Per Curiam.
When this case was previously before this court (Jackson v. Jackson, 206 Ga. 470, 57 S. E. 2d, 602), it was there held that the evidence was insufficient to support the verdict. Upon another trial the jury again returned a verdict for the plaintiff. In the record of the second trial we can find no substantial difference in the evidence from that adduced upon the former trial, and accordingly, whether the ruling upon the evidence when previously before this court was right or wrong, it has become the law of the case. Langston & Crane v. Anderson, 69 Ga. 65; Cannon v. Central of Georgia Ry. Co., 111 Ga. 837 (36 S. E. 99); Citizens & Southern Nat. Bank v. Clark, 172 Ga. 625 (158 S. E. 297).
It is insisted that in the second trial the evidence given by H. Huckabee was additional and substantial evidence, sufficient to prevent the law of the case from being applicable, and to authorize the verdict; his evidence being that, in the course of conversation with Sam Jackson, Sam showed him a savings passbook issued by the Citizens Trust Company in the name of Mary Ella Kendrick, who, Sam said, was his sister. Mr. Huckabee testified that it was the custom in the banking business that, in order to withdraw funds from a savings account, the passbook must be presented. He further testified that he said, “Sam, that is somebody’s else’s passbook.” Sam said, “Yes, sir, but that is my money.”
We cannot see that the possession of the savings passbook by Sam Jackson, or the fact of the custom in the banking business not to permit withdrawals except upon presentation of the passbook, is the addition of any substantial fact to the record previously before this court.

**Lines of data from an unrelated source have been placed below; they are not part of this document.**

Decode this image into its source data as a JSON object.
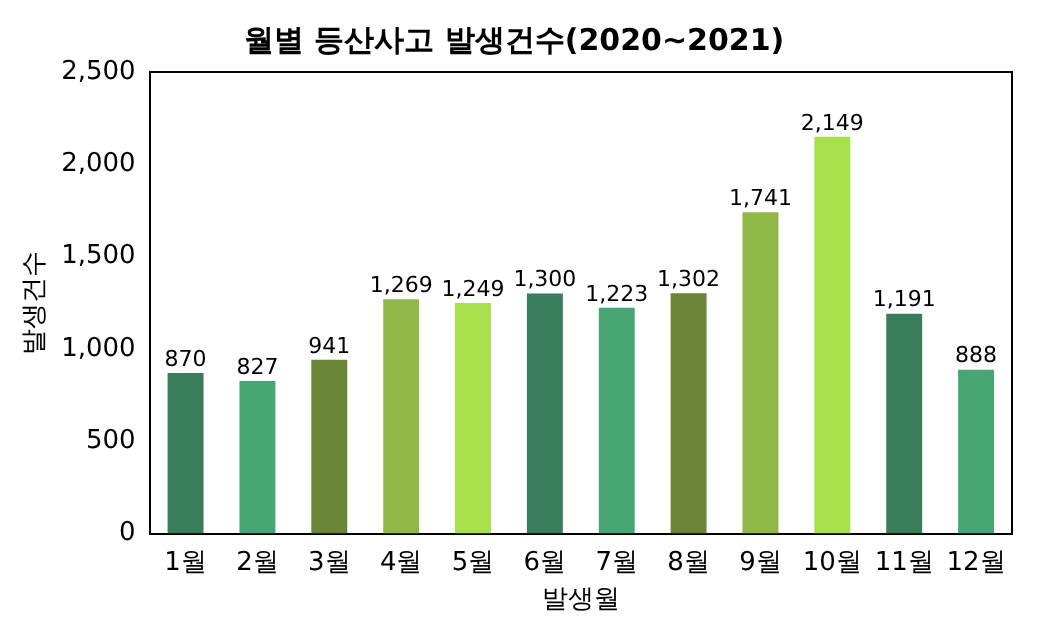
{
  "chart_data": {
    "type": "bar",
    "title": "월별 등산사고 발생건수(2020~2021)",
    "xlabel": "발생월",
    "ylabel": "발생건수",
    "categories": [
      "1월",
      "2월",
      "3월",
      "4월",
      "5월",
      "6월",
      "7월",
      "8월",
      "9월",
      "10월",
      "11월",
      "12월"
    ],
    "values": [
      870,
      827,
      941,
      1269,
      1249,
      1300,
      1223,
      1302,
      1741,
      2149,
      1191,
      888
    ],
    "value_labels": [
      "870",
      "827",
      "941",
      "1,269",
      "1,249",
      "1,300",
      "1,223",
      "1,302",
      "1,741",
      "2,149",
      "1,191",
      "888"
    ],
    "colors": [
      "#3a7d5a",
      "#48a574",
      "#6a8535",
      "#8fb847",
      "#a6e04a",
      "#3a7d5a",
      "#48a574",
      "#6a8535",
      "#8fb847",
      "#a6e04a",
      "#3a7d5a",
      "#48a574"
    ],
    "ylim": [
      0,
      2500
    ],
    "yticks": [
      0,
      500,
      {
        "value": 1000,
        "label": "1,000"
      },
      {
        "value": 1500,
        "label": "1,500"
      },
      {
        "value": 2000,
        "label": "2,000"
      },
      {
        "value": 2500,
        "label": "2,500"
      }
    ],
    "grid": false,
    "legend": false
  }
}
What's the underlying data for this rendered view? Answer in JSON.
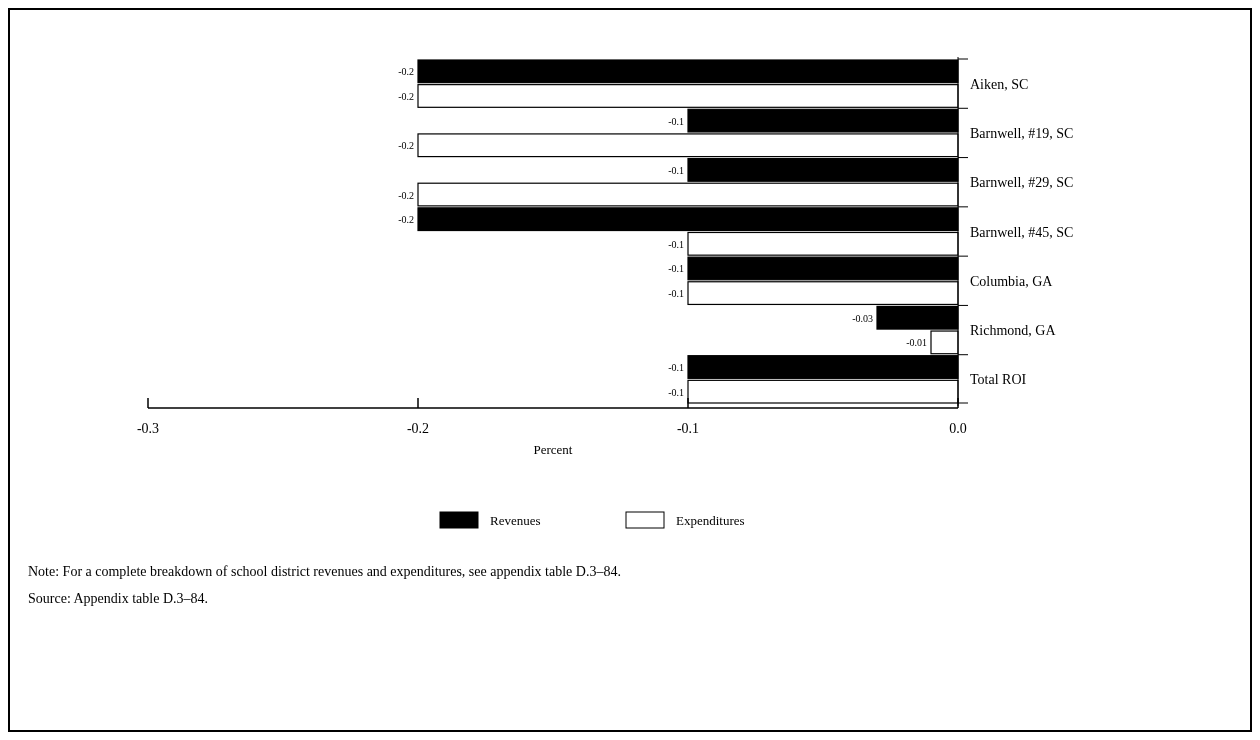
{
  "chart_data": {
    "type": "bar",
    "orientation": "horizontal",
    "categories": [
      "Aiken, SC",
      "Barnwell, #19, SC",
      "Barnwell, #29, SC",
      "Barnwell, #45, SC",
      "Columbia, GA",
      "Richmond, GA",
      "Total ROI"
    ],
    "series": [
      {
        "name": "Revenues",
        "color": "#000000",
        "values": [
          -0.2,
          -0.1,
          -0.1,
          -0.2,
          -0.1,
          -0.03,
          -0.1
        ]
      },
      {
        "name": "Expenditures",
        "color": "#ffffff",
        "values": [
          -0.2,
          -0.2,
          -0.2,
          -0.1,
          -0.1,
          -0.01,
          -0.1
        ]
      }
    ],
    "xlim": [
      -0.3,
      0
    ],
    "xticks": [
      -0.3,
      -0.2,
      -0.1,
      {
        "value": 0,
        "label": "0.0"
      }
    ],
    "xlabel": "Percent",
    "data_labels": true,
    "legend": "bottom",
    "annotations": [
      "Note: For a complete breakdown of school district revenues and expenditures, see appendix table D.3–84.",
      "Source: Appendix table D.3–84."
    ]
  }
}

Neither do we think that his declaration, “Yes, sir, but that is my money,” is anything but pure hearsay evidence and could have any probative value. “Declarations of the donor made after the time of the alleged gift, and while the donee was in possession, are not admissible to disprove the gift, although other declarations admitting the gift are in evidence for the donee.” Paris v. Paris, 207 Ga. 341 (61 S. E. 2d, 491), and citations. “Declarations of a person since deceased, wholly in favor of the interest of the declarant, and which are not a part of the res gestae, are mere hearsay and not admissible in evidence.” Drawdy v. Hesters, 130 Ga. 161 (2) (60 S. E. 451, 15 L. R. A. (N.S.) 190). Nor does such evidence have any probative value. Higgins v. Trentham, 186 Ga. 264 (197 S. E. 862).
Judgment reversed.
All the Justices concur, except Atkinson, P.J., Head and Almand, JJ., who dissent.